I briefly wrote yesterday about John Finnis’ recent lecture on judicial power. Although Finnis examines his topic through a lens that takes in far more than simply questions about human-rights protection, some of his fire is trained upon the European Convention on Human Rights and what it requires, or has been understood to require, courts to do. Indeed, by arguing that

it is not wise to require or permit judges to exercise the essentially non-judicial responsibility of overriding or even of condemning legislation for its not being “necessary”, or for its “disproportionality”, relative to open-ended rights and the needs of a democratic society

Finnis calls into question core aspects of the approach adopted by the Strasbourg regime — and hence by UK courts applying the Human Rights Act — to the task of human-rights adjudication.

Against this background, Philippe Sands’ recent Elson Ethics Lecture, entitled “Britain, Europe and Human Rights — Where Next?”, forms a useful counterpoint to the perspective offered by Finnis. No-one who read the powerful piece — “In Defence of Rights” — that Sands co-wrote with Helena Kennedy in the London Review of Books in 2013 will be surprised by the line taken by Sands in his Eldon Lecture. Nevertheless, it is a valuable contribution that situates the case for a pan-European human-rights system in its historical context, in particular by showing how it has its roots in the pathbreaking work of Sir Hersch Lauterpacht. As Sands explains:

Published in the summer of 1945, exactly seven decades ago, Lauterpacht’s An International Bill of the Rights of Man confronted prevailing orthodoxies and contributed to a transformation of our international legal order. The importance of this visionary, seminal, transformative work can scarcely be overstated. Written over three years, as war raged, it set out a vision of an international legal order that would give legal life to Winston Churchill’s political aspiration for “the enthronement of the rights of man”. Lauterpacht’s new model placed the protection of the individual human being, rather than the nation state, at the centre of the international legal landscape. He hoped, in his words, to end “the omnipotence of the state”. In its place he imagined a new era in which “the individual human being – his welfare and the freedom of his personality in its manifold manifestations – is the ultimate unit of all law”. [Footnotes omitted]

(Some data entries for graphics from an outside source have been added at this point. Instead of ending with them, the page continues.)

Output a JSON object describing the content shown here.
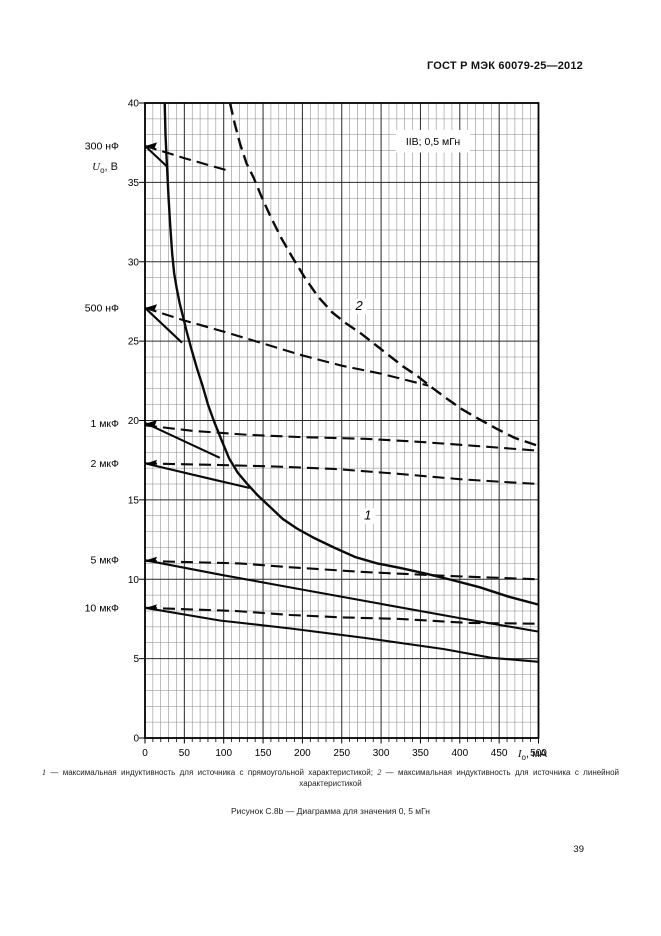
{
  "page": {
    "header": "ГОСТ Р МЭК 60079-25—2012",
    "page_number": "39"
  },
  "chart_data": {
    "type": "line",
    "legend": "IIB; 0,5 мГн",
    "x_axis": {
      "sym": "I",
      "sub": "о",
      "unit": ", мА",
      "min": 0,
      "max": 500,
      "major_step": 50,
      "minor_step": 10,
      "ticks": [
        0,
        50,
        100,
        150,
        200,
        250,
        300,
        350,
        400,
        450,
        500
      ]
    },
    "y_axis": {
      "sym": "U",
      "sub": "о",
      "unit": ", В",
      "min": 0,
      "max": 40,
      "major_step": 5,
      "minor_step": 1,
      "ticks": [
        0,
        5,
        10,
        15,
        20,
        25,
        30,
        35,
        40
      ]
    },
    "grid": true,
    "curve_labels": [
      {
        "text": "1",
        "x": 283,
        "y": 13.75
      },
      {
        "text": "2",
        "x": 272,
        "y": 26.95
      }
    ],
    "cap_marks": [
      {
        "label": "300 нФ",
        "u0": 37.3
      },
      {
        "label": "500 нФ",
        "u0": 27.1
      },
      {
        "label": "1 мкФ",
        "u0": 19.8
      },
      {
        "label": "2 мкФ",
        "u0": 17.3
      },
      {
        "label": "5 мкФ",
        "u0": 11.2
      },
      {
        "label": "10 мкФ",
        "u0": 8.2
      }
    ],
    "series": [
      {
        "name": "L-limit-rectangular",
        "label": "1",
        "style": "solid",
        "width": 2.4,
        "points": [
          [
            25,
            40
          ],
          [
            26,
            38
          ],
          [
            27.5,
            36.5
          ],
          [
            28.5,
            35.5
          ],
          [
            30,
            34
          ],
          [
            32,
            32.3
          ],
          [
            34.5,
            30.5
          ],
          [
            37,
            29.3
          ],
          [
            40,
            28.4
          ],
          [
            44,
            27.4
          ],
          [
            48,
            26.6
          ],
          [
            53,
            25.6
          ],
          [
            59,
            24.5
          ],
          [
            66,
            23.3
          ],
          [
            73,
            22.2
          ],
          [
            80,
            21.0
          ],
          [
            88,
            19.9
          ],
          [
            97,
            18.8
          ],
          [
            107,
            17.6
          ],
          [
            118,
            16.7
          ],
          [
            130,
            16.0
          ],
          [
            143,
            15.3
          ],
          [
            158,
            14.6
          ],
          [
            175,
            13.8
          ],
          [
            193,
            13.2
          ],
          [
            215,
            12.6
          ],
          [
            240,
            12.0
          ],
          [
            267,
            11.4
          ],
          [
            295,
            11.0
          ],
          [
            325,
            10.7
          ],
          [
            357,
            10.35
          ],
          [
            390,
            9.95
          ],
          [
            425,
            9.5
          ],
          [
            462,
            8.9
          ],
          [
            500,
            8.4
          ]
        ]
      },
      {
        "name": "L-limit-linear",
        "label": "2",
        "style": "dashed",
        "width": 2.4,
        "points": [
          [
            108,
            40
          ],
          [
            114,
            38.7
          ],
          [
            121,
            37.4
          ],
          [
            129,
            36.2
          ],
          [
            138,
            35.3
          ],
          [
            148,
            34.1
          ],
          [
            160,
            32.8
          ],
          [
            173,
            31.5
          ],
          [
            187,
            30.3
          ],
          [
            203,
            29.0
          ],
          [
            220,
            27.8
          ],
          [
            238,
            26.8
          ],
          [
            256,
            26.1
          ],
          [
            274,
            25.5
          ],
          [
            292,
            24.8
          ],
          [
            310,
            24.1
          ],
          [
            328,
            23.4
          ],
          [
            346,
            22.8
          ],
          [
            364,
            22.1
          ],
          [
            383,
            21.4
          ],
          [
            403,
            20.7
          ],
          [
            424,
            20.1
          ],
          [
            446,
            19.5
          ],
          [
            470,
            18.9
          ],
          [
            500,
            18.4
          ]
        ]
      },
      {
        "name": "C-300nF-rectangular",
        "style": "solid",
        "width": 2.1,
        "points": [
          [
            0,
            37.3
          ],
          [
            28,
            36.0
          ]
        ]
      },
      {
        "name": "C-300nF-linear",
        "style": "dashed",
        "width": 2.1,
        "points": [
          [
            0,
            37.3
          ],
          [
            52,
            36.5
          ],
          [
            105,
            35.75
          ]
        ]
      },
      {
        "name": "C-500nF-rectangular",
        "style": "solid",
        "width": 2.1,
        "points": [
          [
            0,
            27.1
          ],
          [
            47,
            24.9
          ]
        ]
      },
      {
        "name": "C-500nF-linear",
        "style": "dashed",
        "width": 2.1,
        "points": [
          [
            0,
            27.1
          ],
          [
            50,
            26.3
          ],
          [
            100,
            25.6
          ],
          [
            150,
            24.85
          ],
          [
            200,
            24.1
          ],
          [
            250,
            23.45
          ],
          [
            300,
            22.95
          ],
          [
            360,
            22.2
          ]
        ]
      },
      {
        "name": "C-1uF-rectangular",
        "style": "solid",
        "width": 2.1,
        "points": [
          [
            0,
            19.85
          ],
          [
            95,
            17.65
          ]
        ]
      },
      {
        "name": "C-1uF-linear",
        "style": "dashed",
        "width": 2.1,
        "points": [
          [
            0,
            19.7
          ],
          [
            60,
            19.35
          ],
          [
            130,
            19.1
          ],
          [
            200,
            18.95
          ],
          [
            280,
            18.85
          ],
          [
            350,
            18.65
          ],
          [
            420,
            18.4
          ],
          [
            500,
            18.1
          ]
        ]
      },
      {
        "name": "C-2uF-rectangular",
        "style": "solid",
        "width": 2.1,
        "points": [
          [
            0,
            17.3
          ],
          [
            85,
            16.3
          ],
          [
            133,
            15.75
          ]
        ]
      },
      {
        "name": "C-2uF-linear",
        "style": "dashed",
        "width": 2.1,
        "points": [
          [
            0,
            17.3
          ],
          [
            90,
            17.2
          ],
          [
            165,
            17.1
          ],
          [
            240,
            16.95
          ],
          [
            320,
            16.65
          ],
          [
            400,
            16.3
          ],
          [
            465,
            16.1
          ],
          [
            500,
            16.0
          ]
        ]
      },
      {
        "name": "C-5uF-rectangular",
        "style": "solid",
        "width": 2.1,
        "points": [
          [
            0,
            11.2
          ],
          [
            100,
            10.25
          ],
          [
            200,
            9.35
          ],
          [
            300,
            8.45
          ],
          [
            400,
            7.55
          ],
          [
            500,
            6.7
          ]
        ]
      },
      {
        "name": "C-5uF-linear",
        "style": "dashed",
        "width": 2.1,
        "points": [
          [
            0,
            11.15
          ],
          [
            120,
            11.0
          ],
          [
            185,
            10.75
          ],
          [
            280,
            10.45
          ],
          [
            390,
            10.2
          ],
          [
            500,
            10.0
          ]
        ]
      },
      {
        "name": "C-10uF-rectangular",
        "style": "solid",
        "width": 2.1,
        "points": [
          [
            0,
            8.2
          ],
          [
            95,
            7.4
          ],
          [
            185,
            6.9
          ],
          [
            280,
            6.3
          ],
          [
            380,
            5.6
          ],
          [
            440,
            5.05
          ],
          [
            500,
            4.8
          ]
        ]
      },
      {
        "name": "C-10uF-linear",
        "style": "dashed",
        "width": 2.1,
        "points": [
          [
            0,
            8.2
          ],
          [
            115,
            8.0
          ],
          [
            185,
            7.75
          ],
          [
            250,
            7.6
          ],
          [
            324,
            7.5
          ],
          [
            410,
            7.25
          ],
          [
            500,
            7.2
          ]
        ]
      }
    ]
  },
  "footnote": {
    "num1": "1",
    "text1": "— максимальная индуктивность для источника с прямоугольной характеристикой;",
    "num2": "2",
    "text2": "— максимальная индуктивность для источника с линейной характеристикой"
  },
  "caption": "Рисунок С.8b — Диаграмма для значения 0, 5 мГн"
}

This places in sharp focus questions about the extent to which basic human rights can and should be conceived of as innate and universal as distinct from constructs whose content and extent ought to be shaped purely by domestic law. It also forms part of a wider debate — highlighted by the dropping from the Ministerial Code of any explicit requirement that Ministers obey international law — about the place of the UK within, and the attitude of the UK towards, the international legal order.

Taken together, Finnis’s and Sands’ lectures provide a fascinating insight into the breadth of the debate that is now approaching the political centre-stage concerning the relationships between domestic and international law,  the European and domestic judicatures, and judicial and political authority.